Diverse le vicende di Rieti, che divenne un importante gastaldato (sede di un funzionario del re con mansioni amministrative) del ducato di Spoleto, sede dei gruppi dirigenti longobardi. Posto ai margini meridionali del ducato, Rieti mutò radicalmente la funzione svolta fino ad allora, trasformandosi nel nuovo baricentro meridionale della regione sabina. Successivamente anche la diocesi reatina, con l'espansione del potere dei vescovi, tra VII e VIII secolo, riuscì ad affermare la sua influenza fino al Tevere, inglobando de facto il territorio della diocesi spopolata di Cures Sabini. I confini delle strutture religiose si stanno gradualmente adeguando a quelli politici, nonostante l'opposizione del papato. Anche nella diocesi di Forurn Novum appare chiara l'intima connessione tra cariche religiose e gruppi dirigenti longobardi.

Con la vittoria franca del 774, parallelamente alla forte perdita di peso di Rieti, si intensificò l'attività riorganizzatrice dei potenti monasteri benedettini, che innestò processi di riaggregazione del popolamento in forme piuttosto accentuate.

Agli inizi del X secolo nacquero i primi castelli, in seguito alla disgregazione dell'impero carolingio, accelerata dalle incursioni saracene ed ungariche. Questi insediamenti fortificati furono fondati sia dai signori laici, sia da ecclesiastici, in luoghi già naturalmente difesi, secondo un modello insediativo che riuscì a modificare profondamente il paesaggio rurale dell'Italia medievale, noto con il nome di "incastellamento".

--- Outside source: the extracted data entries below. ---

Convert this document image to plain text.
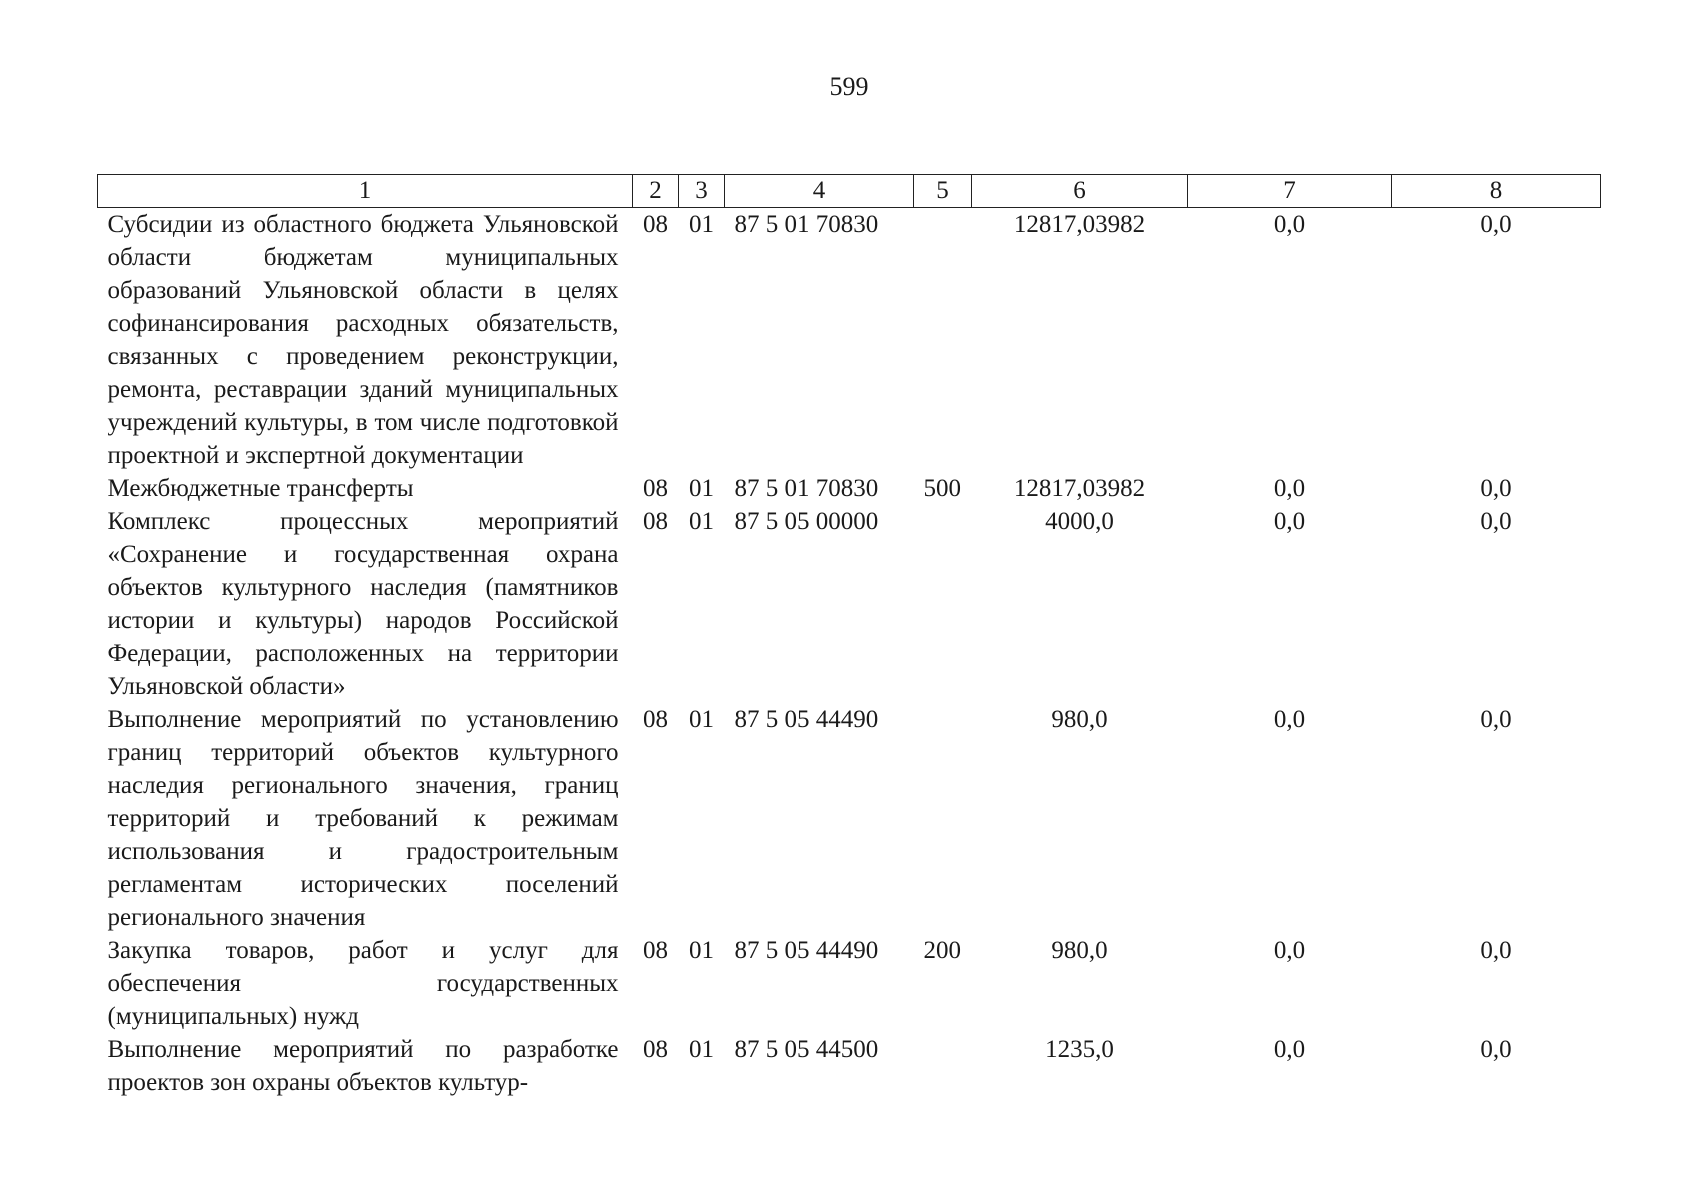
599
1	2	3	4	5	6	7	8
Субсидии из областного бюджета Ульяновской области бюджетам муниципальных образований Ульяновской области в целях софинансирования расходных обязательств, связанных с проведением реконструкции, ремонта, реставрации зданий муниципальных учреждений культуры, в том числе подготовкой проектной и экспертной документации	08	01	87 5 01 70830		12817,03982	0,0	0,0
Межбюджетные трансферты	08	01	87 5 01 70830	500	12817,03982	0,0	0,0
Комплекс процессных мероприятий «Сохранение и государственная охрана объектов культурного наследия (памятников истории и культуры) народов Российской Федерации, расположенных на территории Ульяновской области»	08	01	87 5 05 00000		4000,0	0,0	0,0
Выполнение мероприятий по установлению границ территорий объектов культурного наследия регионального значения, границ территорий и требований к режимам использования и градостроительным регламентам исторических поселений регионального значения	08	01	87 5 05 44490		980,0	0,0	0,0
Закупка товаров, работ и услуг для обеспечения государственных (муниципальных) нужд	08	01	87 5 05 44490	200	980,0	0,0	0,0
Выполнение мероприятий по разработке проектов зон охраны объектов культур-	08	01	87 5 05 44500		1235,0	0,0	0,0
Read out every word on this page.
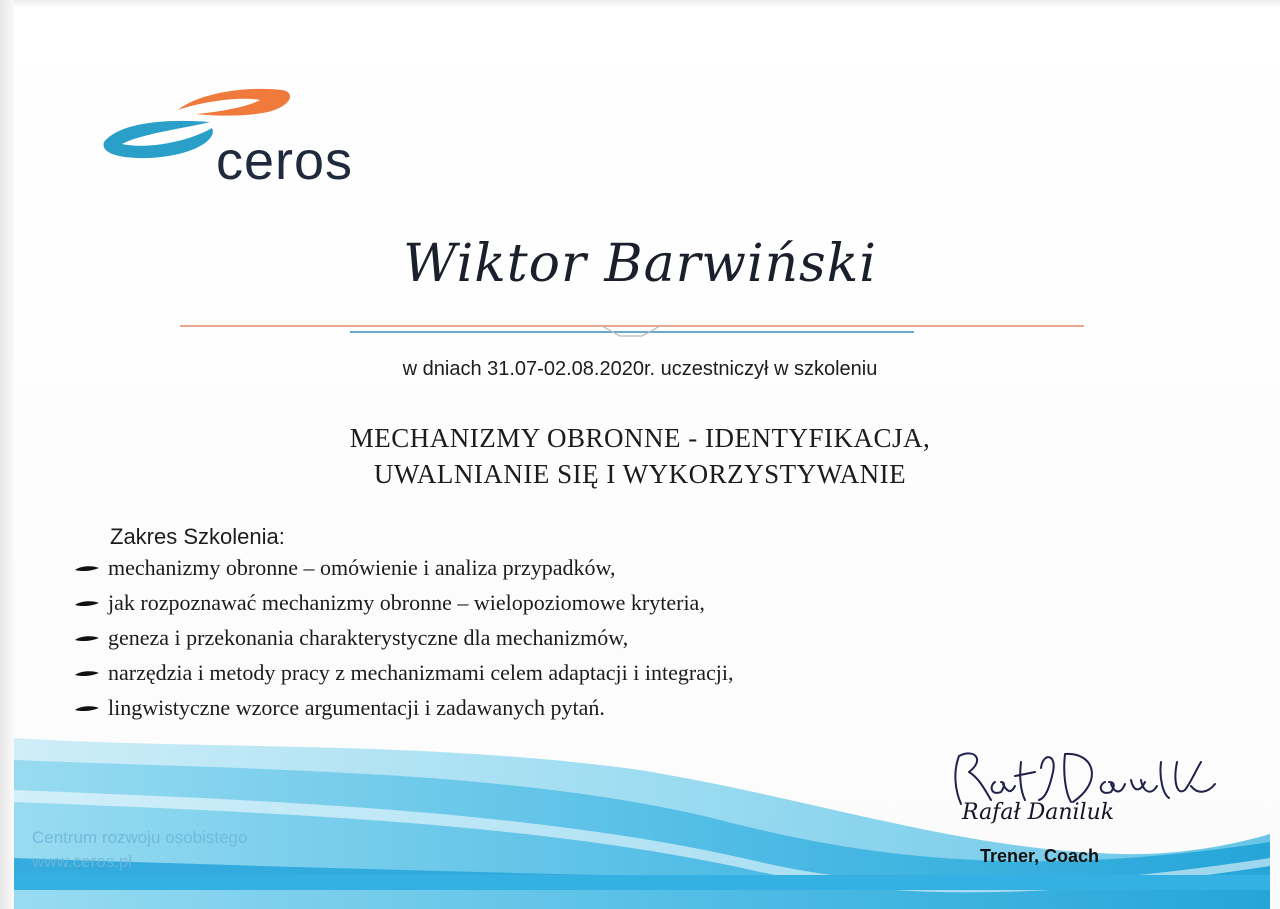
ceros
Wiktor Barwiński
w dniach 31.07-02.08.2020r. uczestniczył w szkoleniu
MECHANIZMY OBRONNE - IDENTYFIKACJA,
UWALNIANIE SIĘ I WYKORZYSTYWANIE
Zakres Szkolenia:
mechanizmy obronne – omówienie i analiza przypadków,
jak rozpoznawać mechanizmy obronne – wielopoziomowe kryteria,
geneza i przekonania charakterystyczne dla mechanizmów,
narzędzia i metody pracy z mechanizmami celem adaptacji i integracji,
lingwistyczne wzorce argumentacji i zadawanych pytań.
Centrum rozwoju osobistego
www.ceros.pl
Rafał Daniluk
Trener, Coach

Tale processo divenne prorompente nel territorio della Sabina e del Reatino tra la metà del X e l'XI secolo, anche sotto la spinta di una poderosa crescita demografica. In età rinascimentale tali insediamenti ampliarono le proprie cinte murarie, includendo anche i borghi esterni: nacquero i castelli-palazzo, strutture complesse, nelle quali la funzione di simbolo finì per prevalere su quella militare originaria. Il paesaggio della Sabina tiberina è dominato dalla presenza di importanti monasteri benedettini come Farfa, il cui cartario, trascritto tra l'XI ed il XII secolo dal monaco Gregorio da Catino, è composto da più di tremila documenti compresi tra l'VIII e gli inizi del XII secolo e costituisce un prezioso punto di riferimento per le ricerche che, con sempre maggiore frequenza, sono state condotte da vari enti o istituzioni italiane e straniere per indagare archeologicamente gli aspetti più importanti del medioevo sabino.